Maria Koutourousiou, Paul A. Gardner, Juan C. Fernandez-Miranda, Elizabeth C. Tyler-Kabara, Eric W. Wang, and Carl H. Snyderman
The proximity of craniopharyngiomas to vital neurovascular structures and their high recurrence rates make them one of the most challenging and controversial management dilemmas in neurosurgery. Endoscopic endonasal surgery (EES) has recently been introduced as a treatment option for both pediatric and adult craniopharyngiomas. The object of the present study was to present the results of EES and analyze outcome in both the pediatric and the adult age groups.
The authors retrospectively reviewed the records of patients with craniopharyngioma who had undergone EES in the period from June 1999 to April 2011.
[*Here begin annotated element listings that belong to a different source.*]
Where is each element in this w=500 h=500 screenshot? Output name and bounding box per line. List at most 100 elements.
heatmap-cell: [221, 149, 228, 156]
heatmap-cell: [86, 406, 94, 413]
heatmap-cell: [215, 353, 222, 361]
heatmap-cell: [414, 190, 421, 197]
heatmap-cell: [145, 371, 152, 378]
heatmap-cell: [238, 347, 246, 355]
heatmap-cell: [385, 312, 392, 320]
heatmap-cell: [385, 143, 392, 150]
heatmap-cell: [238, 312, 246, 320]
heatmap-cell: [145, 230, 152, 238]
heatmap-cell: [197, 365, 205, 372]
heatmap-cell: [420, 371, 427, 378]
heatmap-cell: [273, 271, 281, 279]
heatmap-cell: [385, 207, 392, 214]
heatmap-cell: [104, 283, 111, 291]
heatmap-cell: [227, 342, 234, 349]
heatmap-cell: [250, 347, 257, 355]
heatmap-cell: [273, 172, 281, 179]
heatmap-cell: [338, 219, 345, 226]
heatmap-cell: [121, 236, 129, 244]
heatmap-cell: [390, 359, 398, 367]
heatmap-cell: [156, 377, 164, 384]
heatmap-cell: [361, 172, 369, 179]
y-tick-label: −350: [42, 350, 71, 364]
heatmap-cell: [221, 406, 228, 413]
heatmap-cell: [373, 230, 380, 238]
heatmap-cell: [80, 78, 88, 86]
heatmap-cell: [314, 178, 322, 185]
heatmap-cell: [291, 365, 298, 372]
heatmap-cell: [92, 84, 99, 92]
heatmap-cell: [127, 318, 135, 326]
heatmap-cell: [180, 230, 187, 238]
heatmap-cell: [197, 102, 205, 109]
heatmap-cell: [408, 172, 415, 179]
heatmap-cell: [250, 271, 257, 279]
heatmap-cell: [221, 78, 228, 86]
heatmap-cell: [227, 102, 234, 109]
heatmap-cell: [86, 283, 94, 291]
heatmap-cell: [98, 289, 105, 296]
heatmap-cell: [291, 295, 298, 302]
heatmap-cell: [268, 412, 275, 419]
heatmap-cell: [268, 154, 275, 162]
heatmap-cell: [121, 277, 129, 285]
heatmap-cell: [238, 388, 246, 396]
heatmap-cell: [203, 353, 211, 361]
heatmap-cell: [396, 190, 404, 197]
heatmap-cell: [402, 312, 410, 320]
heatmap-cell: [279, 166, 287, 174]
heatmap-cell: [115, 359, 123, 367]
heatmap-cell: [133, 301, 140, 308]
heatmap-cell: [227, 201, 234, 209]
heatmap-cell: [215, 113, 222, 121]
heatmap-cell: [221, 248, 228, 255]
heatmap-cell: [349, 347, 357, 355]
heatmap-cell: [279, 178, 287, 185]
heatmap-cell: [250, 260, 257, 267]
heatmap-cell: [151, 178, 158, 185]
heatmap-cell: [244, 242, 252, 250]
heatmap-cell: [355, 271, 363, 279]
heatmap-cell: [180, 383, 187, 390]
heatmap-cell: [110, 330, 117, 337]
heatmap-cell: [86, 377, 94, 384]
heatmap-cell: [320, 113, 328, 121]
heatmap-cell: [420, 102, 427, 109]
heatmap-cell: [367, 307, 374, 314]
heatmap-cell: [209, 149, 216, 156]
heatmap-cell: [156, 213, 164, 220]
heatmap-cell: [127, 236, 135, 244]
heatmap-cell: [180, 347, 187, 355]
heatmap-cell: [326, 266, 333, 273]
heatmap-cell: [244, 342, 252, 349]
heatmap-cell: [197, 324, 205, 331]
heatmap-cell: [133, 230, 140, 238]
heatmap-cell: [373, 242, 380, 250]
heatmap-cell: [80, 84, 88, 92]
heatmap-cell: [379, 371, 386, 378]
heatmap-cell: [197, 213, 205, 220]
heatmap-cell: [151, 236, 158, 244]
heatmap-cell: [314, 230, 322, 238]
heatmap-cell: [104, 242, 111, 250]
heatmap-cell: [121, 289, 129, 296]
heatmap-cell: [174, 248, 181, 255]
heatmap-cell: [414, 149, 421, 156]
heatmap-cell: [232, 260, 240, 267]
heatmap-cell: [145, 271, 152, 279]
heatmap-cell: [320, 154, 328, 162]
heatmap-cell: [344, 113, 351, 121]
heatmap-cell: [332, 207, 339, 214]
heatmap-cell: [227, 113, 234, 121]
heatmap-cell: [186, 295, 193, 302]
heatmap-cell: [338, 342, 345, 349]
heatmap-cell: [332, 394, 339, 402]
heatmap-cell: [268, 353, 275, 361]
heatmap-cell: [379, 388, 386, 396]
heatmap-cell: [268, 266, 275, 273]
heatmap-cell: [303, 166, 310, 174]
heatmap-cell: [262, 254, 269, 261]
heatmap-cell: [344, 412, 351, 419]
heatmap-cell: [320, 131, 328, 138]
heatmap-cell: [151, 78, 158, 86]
Sixty-four patients, 47 adults and 17 children, were eligible for this study. Forty-seven patients had presented with primary craniopharyngiomas and 17 with recurrent tumors. The mean age in the adult group was 51 years (range 28–82 years); in the pediatric group, 9 years (range 4–18 years). Overall, the gross-total resection rate was 37.5% (24 patients); near-total resection (> 95% of tumor removed) was 34.4% (22 patients); subtotal resection (≥ 80% of tumor removed) 21.9% (14 patients); and partial resection (< 80% of tumor removed) 6.2% (4 patients). In 9 patients, EES had been combined with radiation therapy (with radiosurgery in 6 cases) as the initial treatment. Among the 40 patients (62.5%) who had presented with pituitary insufficiency, pituitary function remained unchanged in 19 (47.5%), improved or normalized in 8 (20%), and worsened in 13 (32.5%). In the 24 patients who had presented with normal pituitary function, new pituitary deficit occurred in 14 (58.3%). Nineteen patients (29.7%) suffered from diabetes insipidus at presentation, and the condition developed in 21 patients (46.7%) after treatment. Forty-four patients (68.8%) had presented with impaired vision. In 38 (86.4%) of them, vision improved or even normalized after surgery; in 5, it remained unchanged; and in 1, it temporarily worsened. One patient without preoperative visual problems showed temporary visual deterioration after treatment. Permanent visual deterioration occurred in no one after surgery. The mean follow-up was 38 months (range 1–135 months). Tumor recurrence after EES was discovered in 22 patients (34.4%) and was treated with repeat surgery (6 patients), radiosurgery (1 patient), combined repeat surgery and radiation therapy (8 patients), interferon (1 patient), or observation (6 patients). Surgical complications included 15 cases (23.4%) with CSF leakage that was treated with surgical reexploration (13 patients) and/or lumbar drain placement (9 patients). This leak rate was decreased to 10.6% in recent years after the introduction of the vascularized nasoseptal flap. Five cases (7.8%) of meningitis were found and treated with antibiotics without further complications. Postoperative hydrocephalus occurred in 7 patients (12.7%) and was treated with ventriculoperitoneal shunt placement. Five patients experienced transient cranial nerve palsies. There was no operative mortality.
With the goal of gross-total or maximum possible safe resection, EES can be used for the treatment of every craniopharyngioma, regardless of its location, size, and extension (excluding purely intraventricular tumors), and can provide acceptable results comparable to those for traditional craniotomies. Endoscopic endonasal surgery is not limited to adults and actually shows higher resection rates in the pediatric population.